Basically, you have three options.

  1. Reality. Everything that happens to you in real life becomes part of your experience. Your first day of work at a new job, your morning coffee, the project meeting, your trip home on the bus, eating dinner with your family, booking your next holiday. Given how much impact an experience can have, it’s a little surprising we don’t think more about shaping our environments and interactions to create better and more compelling experiences for ourselves and for the people around us.
     
  2. Stories. We only have time and opportunity to experience a limited number of things ourselves. What if we want to experience something that happened when we weren’t there? Or that hasn’t happened yet? Or that’s not possible to experience in real life? What if we want to learn from someone else’s experience, without having to go through what they went through?

    Around 70,000 years ago, humans came up with a solution to this problem: stories. Stories let us greatly expand our range of experiences. A story creates a virtual experience, activating the same sensory, motor, emotional, and memory networks in our brains that a real experience does. This is true whether we hear it face-to-face, read it, or watch it on the big screen. But it has to be a story to have the impact of an experience.

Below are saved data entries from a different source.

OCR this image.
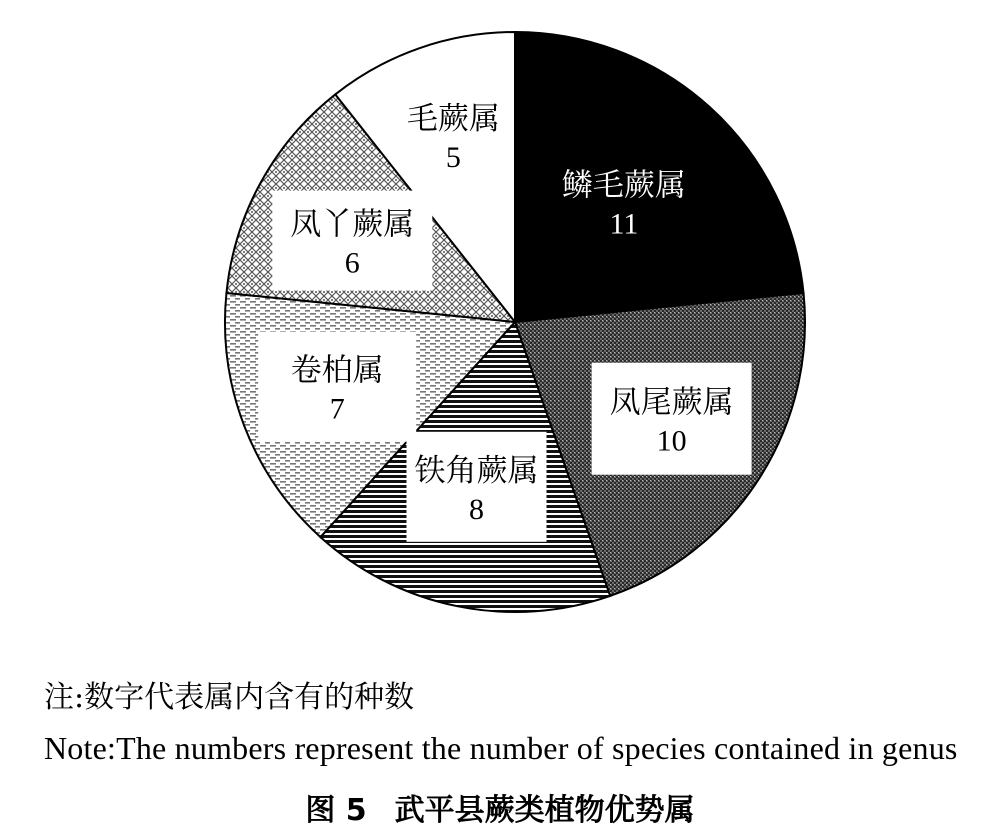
鳞毛蕨属
11
凤尾蕨属
10
铁角蕨属
8
卷柏属
7
凤丫蕨属
6
毛蕨属
5
注:数字代表属内含有的种数
Note:The numbers represent the number of species contained in genus
图 5 武平县蕨类植物优势属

The informational video explaining your new service, even if it has cute animations, won’t do the same thing.
     
  3. Virtual Reality. VR offers the same potential as stories for expanding our range of experiences, but in a more immersive way. In VR we’re not just told about another time and place, we hear and see it for ourselves. We also have the spatial awareness of being there, and the sense of movement as we interact in the virtual environment. We feel as if we’re there ourselves, and our virtual experience becomes part of our memory in the same way a real experience does.

Of course these can be used in combination. For example, you can tell a story using the medium of VR. Or you can create a real experience that includes storytelling.

When you’re looking to create an experience--to help someone learn something, understand a different perspective, feel something, or change what they do--think first about what’s possible to do with a real life experience. Reality will have the greatest impact. But if an experience in real life isn’t possible or practical, you can still provide that experience. Just do it through stories or VR.